Saturday, May 1, 2010

SISIUTL - THE TWO-HEADED SERPENT:

A Northwest Coast version of the Push-Me-Pull-You.

Sisiutl, the two-headed serpent of the
Pacific Northwest, Wood Carving.

Of all the many portrayals of animals (zoomorphs) in rock art perhaps the most fascinating are the double ended animals known lightheartedly as push-me-pull-yous. One form is this creature that is frequently seen in the art of Northwest Coast peoples is the Sisiutl, a serpent with a head at each end. Sisiutl is often portrayed in paintings and wood carving. He was sometimes believed to be a fearsome ocean creature, a two-headed sea serpent, and was considered to be a mortal enemy of thunderbird.


Klu'bist, ‘Nlaka’pamux pictographs, Stein River Valley
north of Vancouver, British Columbia, Canada.
York, Daly, and Arnett, They Write Their Dream on the
Rock Forever: Rock Writings of the Stein River Valley
of British Columbia
, 1993, p. 156.


Klu'bist, ‘Nlaka’pamux pictograph, Stein River Valley
north of Vancouver, British Columbia, Canada.
York, Daly, and Arnett, They Write Their Dream on the
Rock Forever: Rock Writings of the Stein River Valley
of British Columbia
, 1993, p. 115.

The Skagit people called it sulwa’us and regarded it highly as a shamanistic spirit and associated it with thunder and the rainbow. The ‘Nlaka’pamux people of the Stein River Valley north of Vancouver in British Columbia call it klu’biist and have recorded it in numerous pictographs at sites in their territory. In the first of the two illustrations this pictograph panel includes two images of klu'biist, one in the upper left, and a smaller one at bottom center. Many of the portrayals show klu’biist as a four-legged creature and native sources stated that it was a snake with a head at each end, but it could grow legs if it wanted to and then looked something like a lizard with a head at each end. Many of them believe that a sighting of klu’biist foretells a death. The ‘Nlaka’pamux people identify klu’biist as an actual creature that lives in their forests – the India Rubber Boa (Charina bottae) found throughout northwestern North America, and the northernmost member of the boa family. These 18“ brown snakes appear to have a head at both ends with a blunt rounded tail that is hard to distinguish from their real head end and looks amazingly like a length of rubber surgical tubing.

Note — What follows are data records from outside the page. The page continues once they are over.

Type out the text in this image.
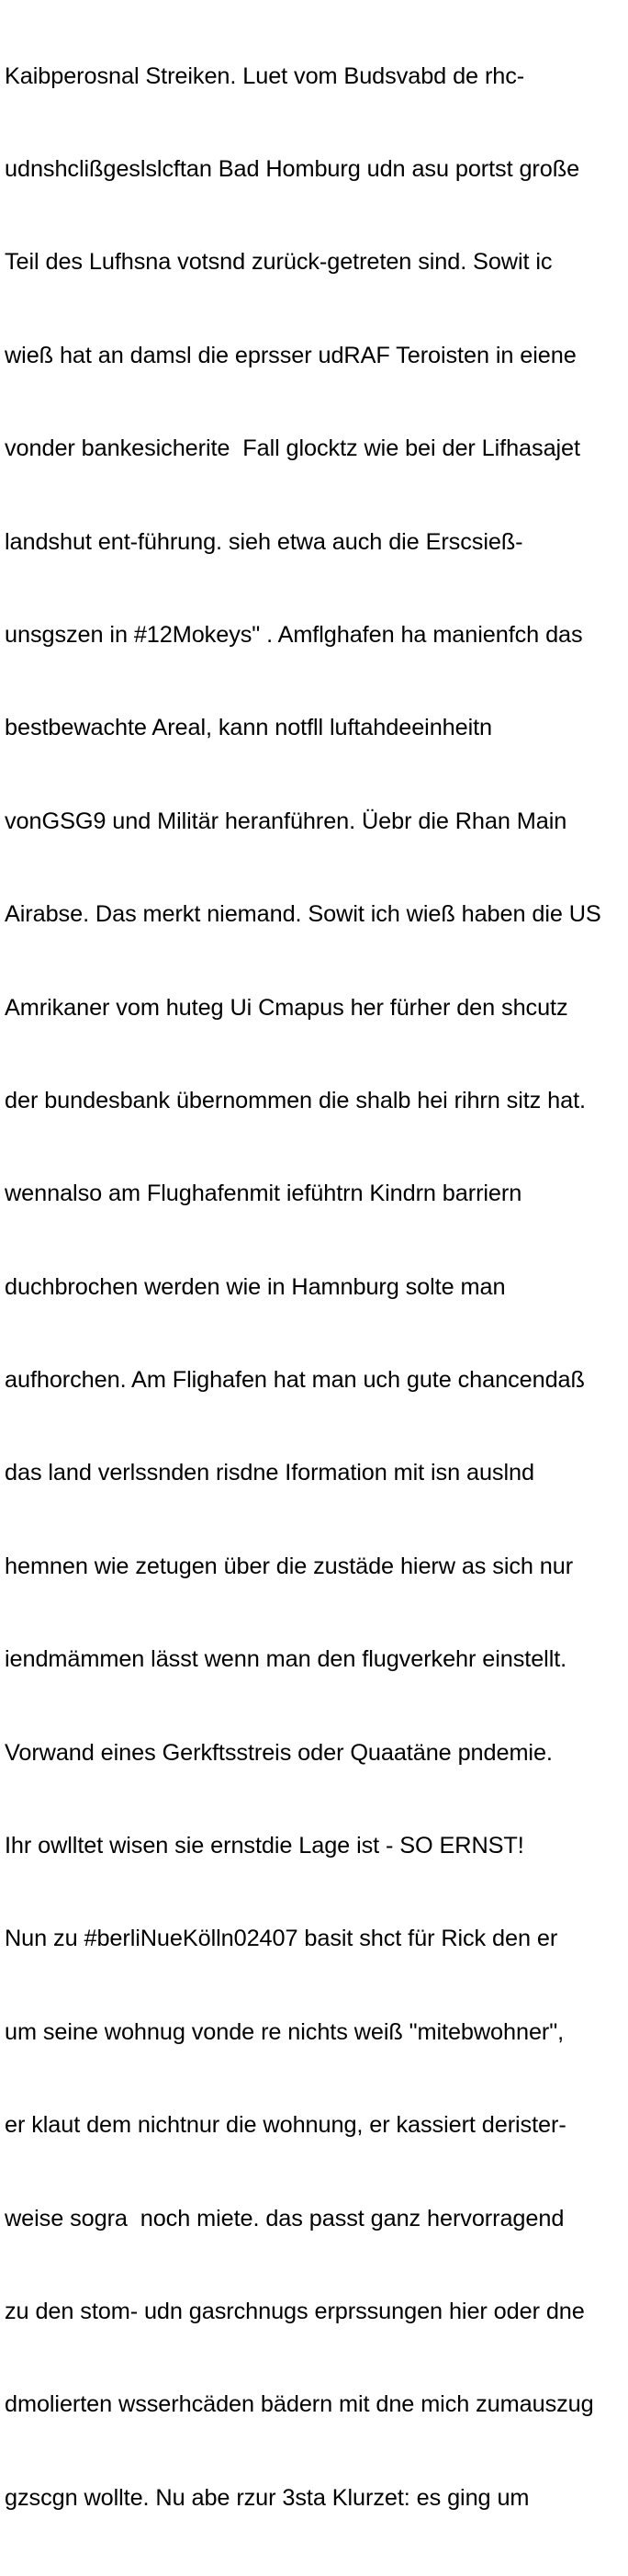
Kaibperosnal Streiken. Luet vom Budsvabd de rhc-

udnshclißgeslslcftan Bad Homburg udn asu portst große

Teil des Lufhsna votsnd zurück-getreten sind. Sowit ic

wieß hat an damsl die eprsser udRAF Teroisten in eiene

vonder bankesicherite  Fall glocktz wie bei der Lifhasajet

landshut ent-führung. sieh etwa auch die Erscsieß-

unsgszen in #12Mokeys" . Amflghafen ha manienfch das

bestbewachte Areal, kann notfll luftahdeeinheitn

vonGSG9 und Militär heranführen. Üebr die Rhan Main

Airabse. Das merkt niemand. Sowit ich wieß haben die US

Amrikaner vom huteg Ui Cmapus her fürher den shcutz

der bundesbank übernommen die shalb hei rihrn sitz hat.

wennalso am Flughafenmit iefühtrn Kindrn barriern

duchbrochen werden wie in Hamnburg solte man

aufhorchen. Am Flighafen hat man uch gute chancendaß

das land verlssnden risdne Iformation mit isn auslnd

hemnen wie zetugen über die zustäde hierw as sich nur

iendmämmen lässt wenn man den flugverkehr einstellt.

Vorwand eines Gerkftsstreis oder Quaatäne pndemie.

Ihr owlltet wisen sie ernstdie Lage ist - SO ERNST!

Nun zu #berliNueKölln02407 basit shct für Rick den er

um seine wohnug vonde re nichts weiß "mitebwohner",

er klaut dem nichtnur die wohnung, er kassiert derister-

weise sogra  noch miete. das passt ganz hervorragend

zu den stom- udn gasrchnugs erprssungen hier oder dne

dmolierten wsserhcäden bädern mit dne mich zumauszug

gzscgn wollte. Nu abe rzur 3sta Klurzet: es ging um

India Rubber Boa, from Ernst and Ernst, Snakes
of the United States and Canada, 2003, p. 115.


As a boy at summer camp one year in the Pacific Northwest I found an India Rubber Boa in the woods. Far from being a harbinger of death and disaster, this peaceful creature was content to be wrapped around my arm and hung on for a considerable time, probably enjoying the body warmth. Surprisingly it made no attempt to bite, or even to uncoil and drop off until I later unwrapped it from my arm and released it back in the woods.

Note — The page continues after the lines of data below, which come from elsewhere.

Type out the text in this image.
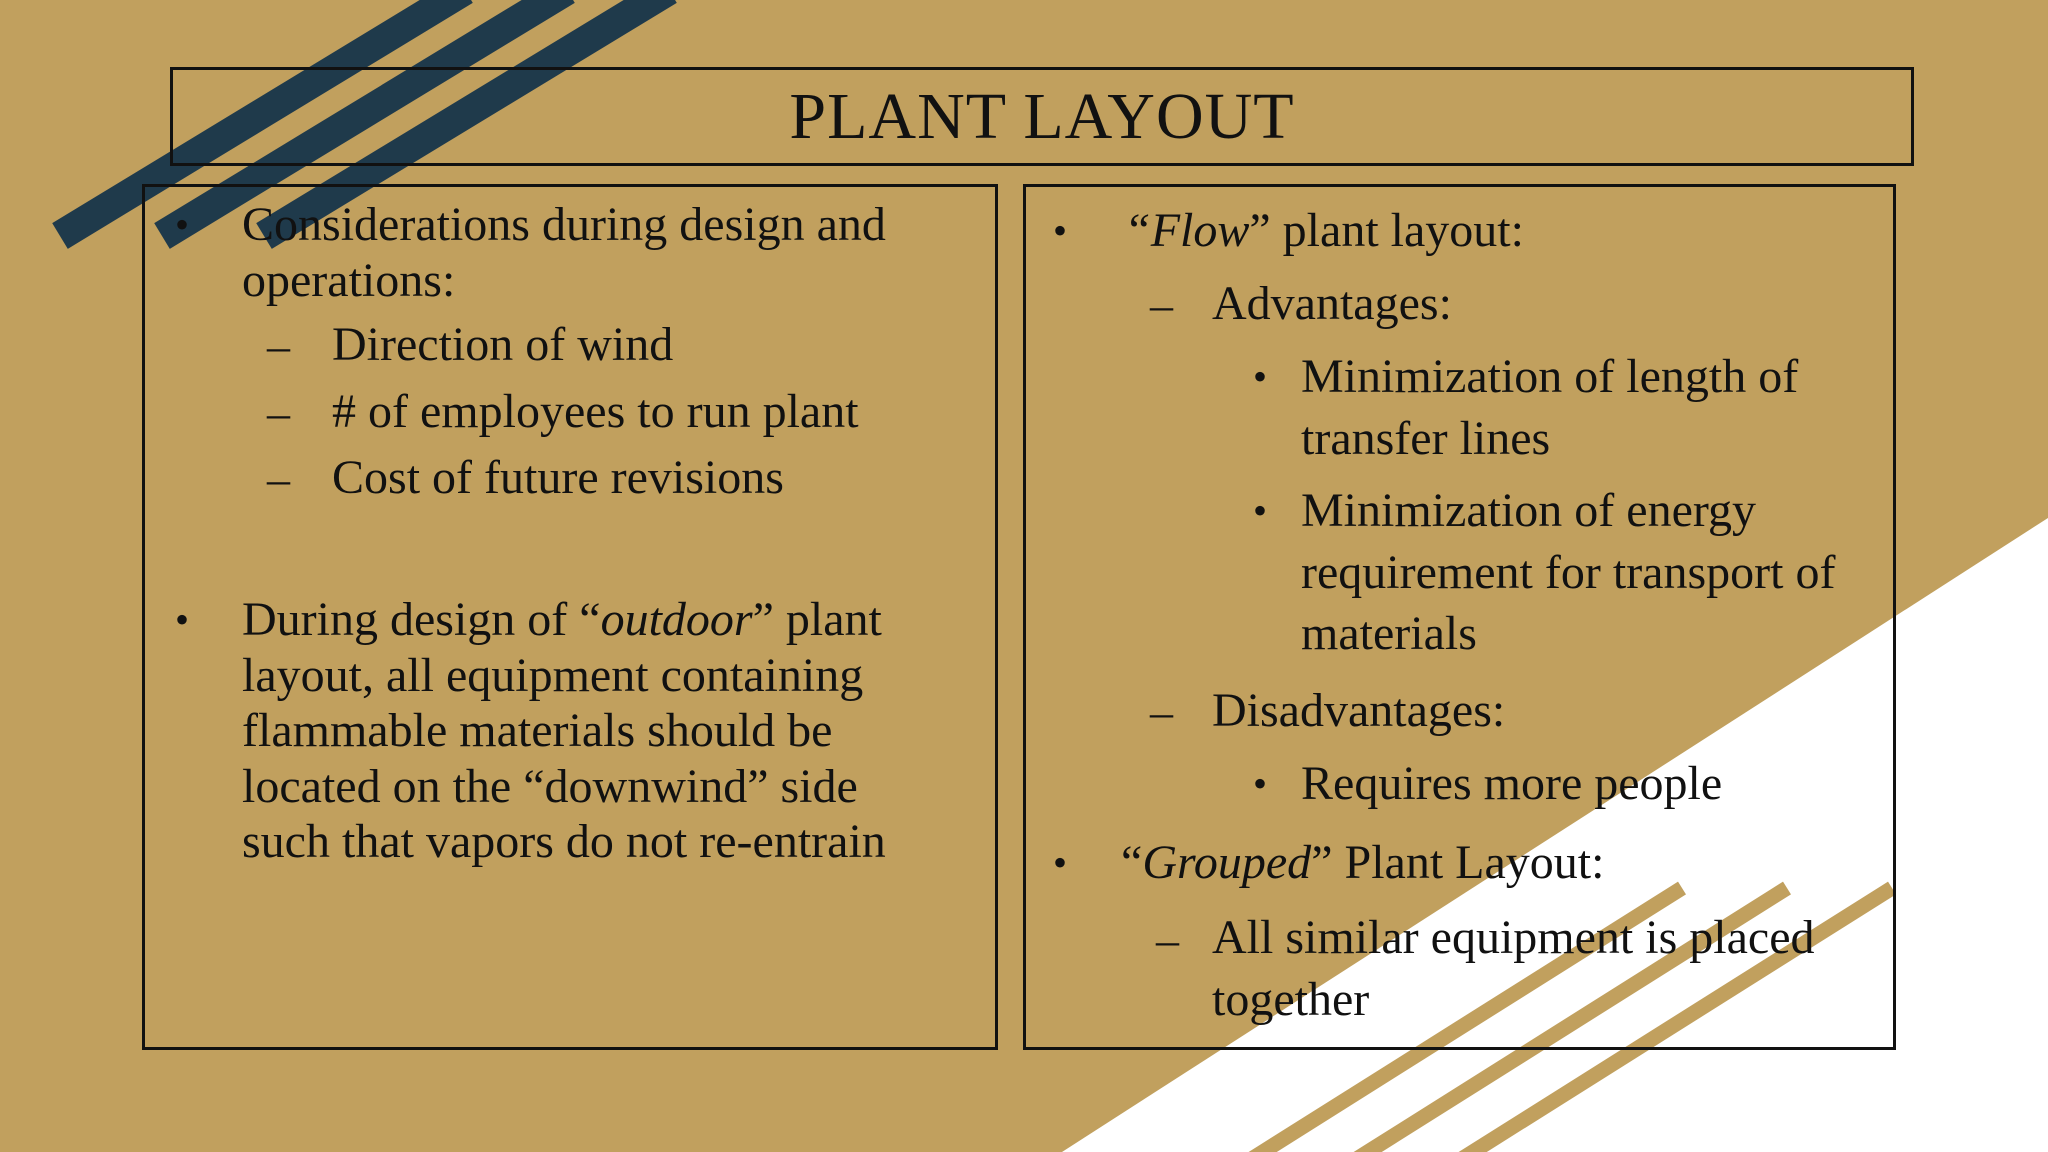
PLANT LAYOUT
• Considerations during design and
operations:
– Direction of wind
– # of employees to run plant
– Cost of future revisions
• During design of “outdoor” plant
layout, all equipment containing
flammable materials should be
located on the “downwind” side
such that vapors do not re-entrain
• “Flow” plant layout:
– Advantages:
• Minimization of length of
transfer lines
• Minimization of energy
requirement for transport of
materials
– Disadvantages:
• Requires more people
• “Grouped” Plant Layout:
– All similar equipment is placed
together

There is a particular satisfaction in having personal connection to the source of the mythology that has led to these portrayals in rock art. Perhaps Sisiutl/Klu’biist is really my personal totem creature.

REFERENCES:

York, Annie, Richard Daly, and Chris Arnett
1993 They Write Their Dream on the Rock Forever: Rock Writings of the Stein River Valley of British Columbia, Talonbooks, Vancouver.

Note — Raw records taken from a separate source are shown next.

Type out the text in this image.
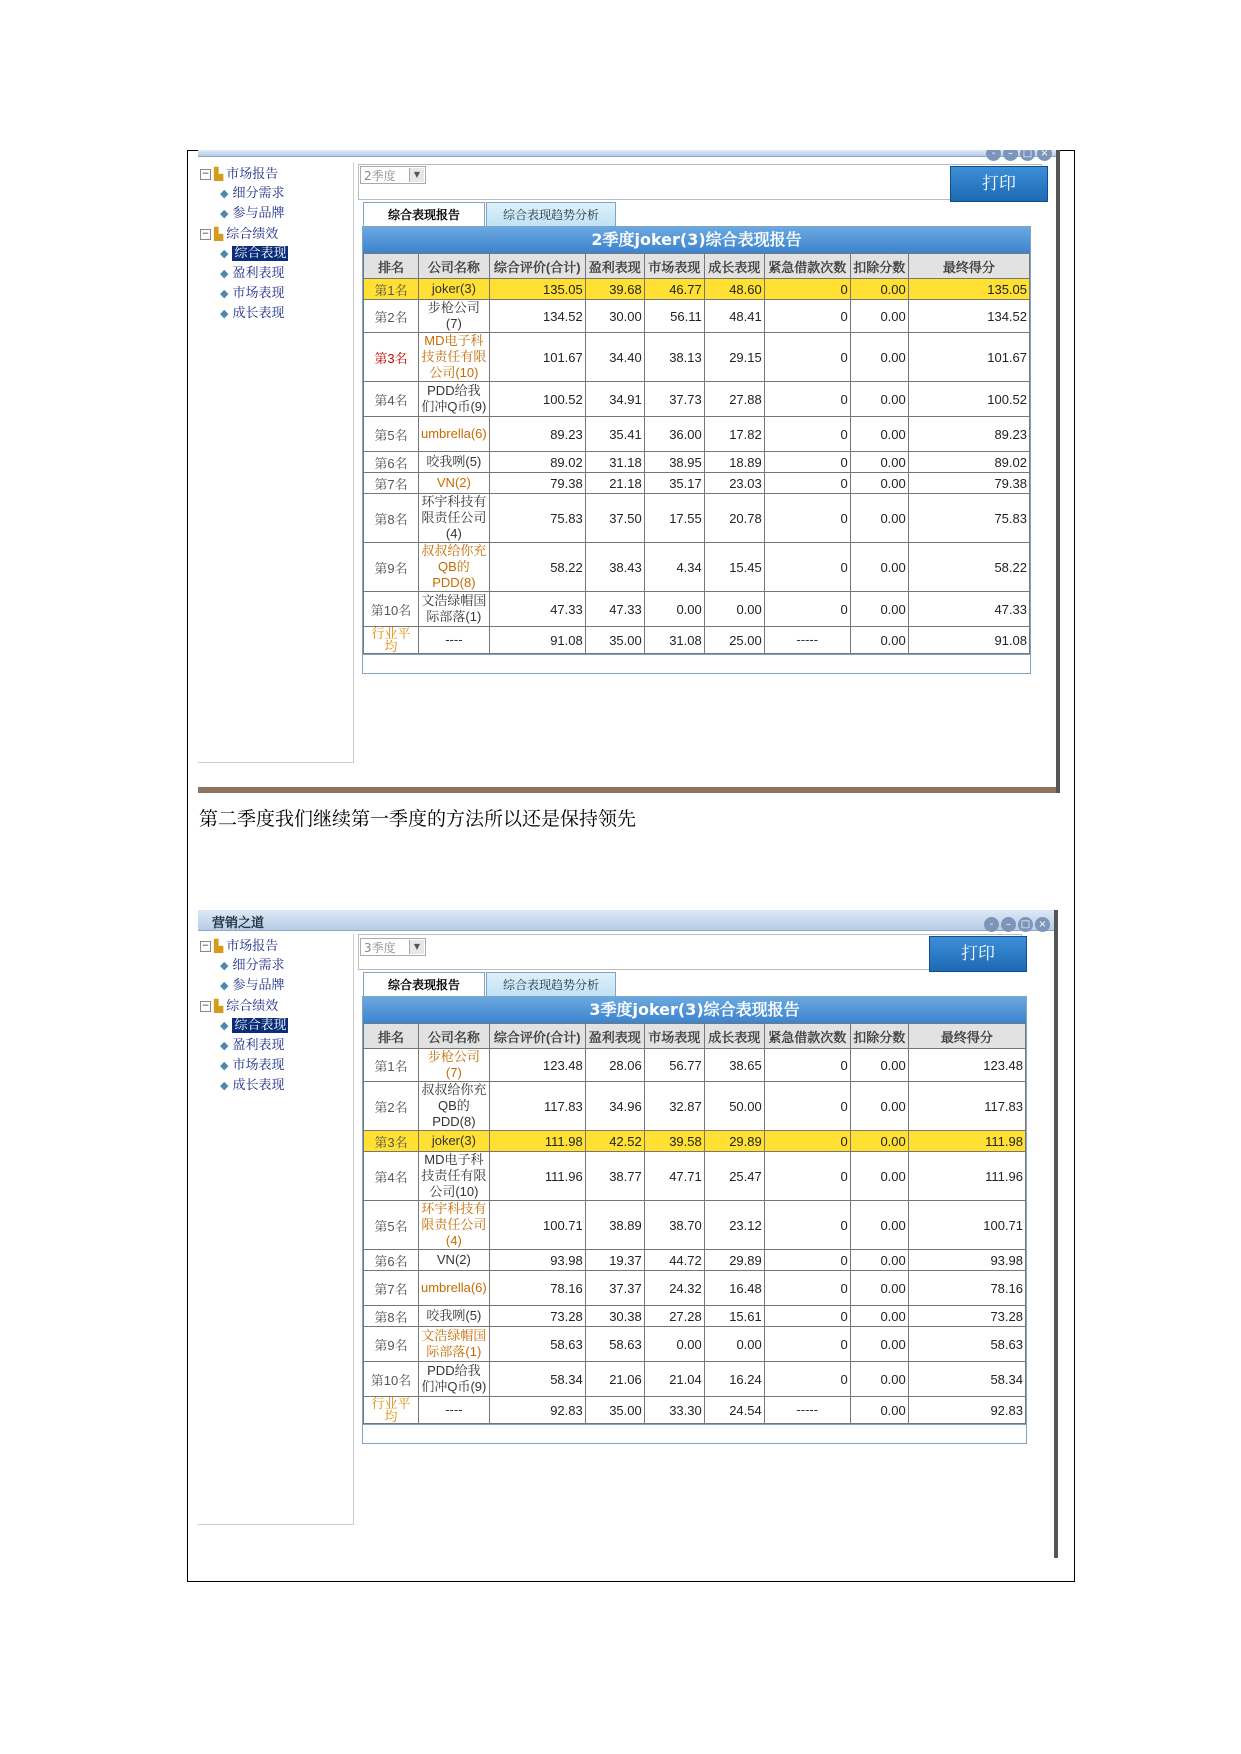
- – □ ×
− ▙ 市场报告
◆ 细分需求
◆ 参与品牌
− ▙ 综合绩效
◆ 综合表现
◆ 盈利表现
◆ 市场表现
◆ 成长表现
2季度	▼	打印
综合表现报告	综合表现趋势分析
2季度joker(3)综合表现报告
排名	公司名称	综合评价(合计)	盈利表现	市场表现	成长表现	紧急借款次数	扣除分数	最终得分
第1名	joker(3)	135.05	39.68	46.77	48.60	0	0.00	135.05
第2名	步枪公司(7)	134.52	30.00	56.11	48.41	0	0.00	134.52
第3名	MD电子科技责任有限公司(10)	101.67	34.40	38.13	29.15	0	0.00	101.67
第4名	PDD给我们冲Q币(9)	100.52	34.91	37.73	27.88	0	0.00	100.52
第5名	umbrella(6)	89.23	35.41	36.00	17.82	0	0.00	89.23
第6名	咬我咧(5)	89.02	31.18	38.95	18.89	0	0.00	89.02
第7名	VN(2)	79.38	21.18	35.17	23.03	0	0.00	79.38
第8名	环宇科技有限责任公司(4)	75.83	37.50	17.55	20.78	0	0.00	75.83
第9名	叔叔给你充QB的PDD(8)	58.22	38.43	4.34	15.45	0	0.00	58.22
第10名	文浩绿帽国际部落(1)	47.33	47.33	0.00	0.00	0	0.00	47.33
行业平均	----	91.08	35.00	31.08	25.00	-----	0.00	91.08
第二季度我们继续第一季度的方法所以还是保持领先
营销之道	- – □ ×
− ▙ 市场报告
◆ 细分需求
◆ 参与品牌
− ▙ 综合绩效
◆ 综合表现
◆ 盈利表现
◆ 市场表现
◆ 成长表现
3季度	▼	打印
综合表现报告	综合表现趋势分析
3季度joker(3)综合表现报告
排名	公司名称	综合评价(合计)	盈利表现	市场表现	成长表现	紧急借款次数	扣除分数	最终得分
第1名	步枪公司(7)	123.48	28.06	56.77	38.65	0	0.00	123.48
第2名	叔叔给你充QB的PDD(8)	117.83	34.96	32.87	50.00	0	0.00	117.83
第3名	joker(3)	111.98	42.52	39.58	29.89	0	0.00	111.98
第4名	MD电子科技责任有限公司(10)	111.96	38.77	47.71	25.47	0	0.00	111.96
第5名	环宇科技有限责任公司(4)	100.71	38.89	38.70	23.12	0	0.00	100.71
第6名	VN(2)	93.98	19.37	44.72	29.89	0	0.00	93.98
第7名	umbrella(6)	78.16	37.37	24.32	16.48	0	0.00	78.16
第8名	咬我咧(5)	73.28	30.38	27.28	15.61	0	0.00	73.28
第9名	文浩绿帽国际部落(1)	58.63	58.63	0.00	0.00	0	0.00	58.63
第10名	PDD给我们冲Q币(9)	58.34	21.06	21.04	16.24	0	0.00	58.34
行业平均	----	92.83	35.00	33.30	24.54	-----	0.00	92.83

Ernst, Carl H., and Evelyn M. Ernst
2003 Snakes of the United States and Canada, Smithsonian Books, Washington and London.


I was just connected with a site that shows video of an India Rubber boa swallowing a mouse. It is at http://www.wildrockies.com/rocky-mountains/rubber-boa-devours-an-already-dead-mouse. I suppose Parental Warning guidelines require me to warn that some viewers may find it disturbing, but it does add an element of real life to my comments above.